Fue una lástima tener que despedirnos de Nuev@s Director@s con la fallida y nada interesante Cold November, cuyo atractivo se reduce a algo tan superficial como su procedencia kosovar. Ambientada a principios de los 90, cuando el gobierno yugoslavo disolvió la autonomía de Kosovo, disolvió su Parlamento y cerró la televisión nacional, la película sigue a un padre de familia que no quiso unirse a las manifestaciones pacíficas para no renunciar al bienestar familiar, pero lo hace desde una perspectiva maniquea que impide un mínimo de identificación con los hechos narrados. Tampoco ayuda una indefinición tonal que no logra sino evidenciar que nos encontramos ante una ópera prima visualmente correcta e inmediatamente olvidable.

San Sebastián 2018: El reino

lunes, octubre 08, 2018 0 Comments A+ a-

A estas alturas se ha escrito mucho –y seguro que muy bueno– sobre El reino, por aquello de haber sido estrenada en cines y por tratarse de una de las apuestas más fuertes de la cosecha nacional en 2018. De lo que no se ha escrito demasiado es de lo contradictoria que resulta en tanto película sobre la corrupción política en nuestra querida España. Quiero decir, que Cristina Cifuentes publique una foto con Antonio de la Torre en redes sociales deshaciéndose en elogios hacia la cinta debería, cuando menos, sembrar la duda. Y, por lo poco que he tenido ocasión de leer, ese gesto ha sido recibido como algo natural; tan natural como que un partido archiconocidamente corrupto salga una y otra vez como el más votado por los ciudadanos.

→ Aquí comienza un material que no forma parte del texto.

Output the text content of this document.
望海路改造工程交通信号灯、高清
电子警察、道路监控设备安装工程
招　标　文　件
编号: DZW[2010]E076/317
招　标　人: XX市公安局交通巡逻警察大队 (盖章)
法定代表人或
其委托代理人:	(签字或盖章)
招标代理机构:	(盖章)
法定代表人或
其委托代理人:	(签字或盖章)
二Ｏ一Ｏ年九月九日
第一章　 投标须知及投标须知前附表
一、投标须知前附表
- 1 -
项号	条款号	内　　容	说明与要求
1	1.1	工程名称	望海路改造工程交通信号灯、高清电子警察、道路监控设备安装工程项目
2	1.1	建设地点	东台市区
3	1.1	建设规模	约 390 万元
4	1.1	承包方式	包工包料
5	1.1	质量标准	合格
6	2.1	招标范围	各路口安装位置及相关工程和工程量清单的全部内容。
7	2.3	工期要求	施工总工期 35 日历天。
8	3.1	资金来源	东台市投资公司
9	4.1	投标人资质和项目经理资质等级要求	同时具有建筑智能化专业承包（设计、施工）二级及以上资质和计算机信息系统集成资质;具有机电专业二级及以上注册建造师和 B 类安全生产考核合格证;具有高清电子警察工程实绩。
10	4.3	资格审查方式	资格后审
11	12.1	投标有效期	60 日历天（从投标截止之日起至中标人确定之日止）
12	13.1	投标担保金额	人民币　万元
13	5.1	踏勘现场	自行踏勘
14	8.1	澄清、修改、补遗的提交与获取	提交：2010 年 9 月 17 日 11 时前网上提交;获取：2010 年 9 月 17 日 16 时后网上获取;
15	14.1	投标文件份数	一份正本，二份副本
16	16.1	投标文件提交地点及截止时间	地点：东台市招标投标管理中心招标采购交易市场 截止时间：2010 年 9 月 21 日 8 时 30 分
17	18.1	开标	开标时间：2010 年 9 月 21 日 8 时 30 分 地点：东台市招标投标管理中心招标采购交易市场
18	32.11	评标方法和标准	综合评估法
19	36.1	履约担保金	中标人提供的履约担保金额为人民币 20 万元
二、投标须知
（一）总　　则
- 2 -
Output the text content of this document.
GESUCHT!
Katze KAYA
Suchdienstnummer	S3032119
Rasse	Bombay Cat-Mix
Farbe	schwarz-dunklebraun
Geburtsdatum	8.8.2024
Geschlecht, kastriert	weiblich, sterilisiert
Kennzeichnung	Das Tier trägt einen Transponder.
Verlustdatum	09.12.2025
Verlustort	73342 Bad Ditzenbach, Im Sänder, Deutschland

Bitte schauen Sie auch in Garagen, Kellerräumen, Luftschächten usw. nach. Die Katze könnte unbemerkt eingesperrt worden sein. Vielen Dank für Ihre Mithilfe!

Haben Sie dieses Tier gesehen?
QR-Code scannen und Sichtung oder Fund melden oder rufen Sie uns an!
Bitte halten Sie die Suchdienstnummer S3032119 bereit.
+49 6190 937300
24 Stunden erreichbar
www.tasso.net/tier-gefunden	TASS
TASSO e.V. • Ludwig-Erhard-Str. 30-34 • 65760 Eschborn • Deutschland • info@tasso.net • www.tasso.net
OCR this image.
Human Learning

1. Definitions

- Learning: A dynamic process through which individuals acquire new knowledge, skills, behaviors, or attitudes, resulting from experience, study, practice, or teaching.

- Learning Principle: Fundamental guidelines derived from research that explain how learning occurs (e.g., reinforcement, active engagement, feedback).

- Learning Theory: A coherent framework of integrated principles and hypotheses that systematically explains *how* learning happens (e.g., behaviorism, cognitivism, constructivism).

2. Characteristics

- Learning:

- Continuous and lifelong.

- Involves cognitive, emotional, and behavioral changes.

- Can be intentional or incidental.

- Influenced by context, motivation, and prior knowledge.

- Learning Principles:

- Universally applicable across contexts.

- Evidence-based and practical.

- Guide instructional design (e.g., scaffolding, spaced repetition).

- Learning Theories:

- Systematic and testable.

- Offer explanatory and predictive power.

Aunque por aquí estamos totalmente en contra de la nada reflexiva y facilona solución de culpar a los ciudadanos, más propia de los gobernantes que de un cineasta, la idea más abyecta del filme se basa en ese peligroso principio: una vuelta mal dada es escenificada de tal manera –mediante planos detalle y primeros planos del rostro del ladrón– que sitúa a la gente de a pie a la misma altura que al protagonista o a cualquiera de sus compañeros de partido. Después de ese detalle, digno del peor Ruben Östlund, y de las múltiples ocasiones en que se trata de reforzar de un modo u otro el argumento de que todo está podrido –se hace referencia en más de una ocasión al sistema como mal endémico y origen de todo, así como, pese a la renuncia expresa de poner nombre y apellidos al partido implicado y a la Comunidad Autónoma en que se desarrolla la trama, se pone en boca de un personaje un precioso “hay gente de todos los partidos” al revisar una de esas famosas libretas incriminatorias–, o de que, a fin de cuentas, los políticos también son seres humanos, resulta poco coherente que el retrato criminal de los mismos alcance incluso el asesinato. Lo más lógico es pensar que todos los giros del guion están confeccionados por y para el thriller, y que el realismo y la mordacidad de algunos momentos no son otra cosa que un vehículo para que funcione a la perfección esa película de ritmo adrenalínico que quiere ser El reino, situándose así la forma –en el sentido más amplio del término– por encima de cualquier discurso, hasta el punto de lograr que este acabe anulándose a sí mismo.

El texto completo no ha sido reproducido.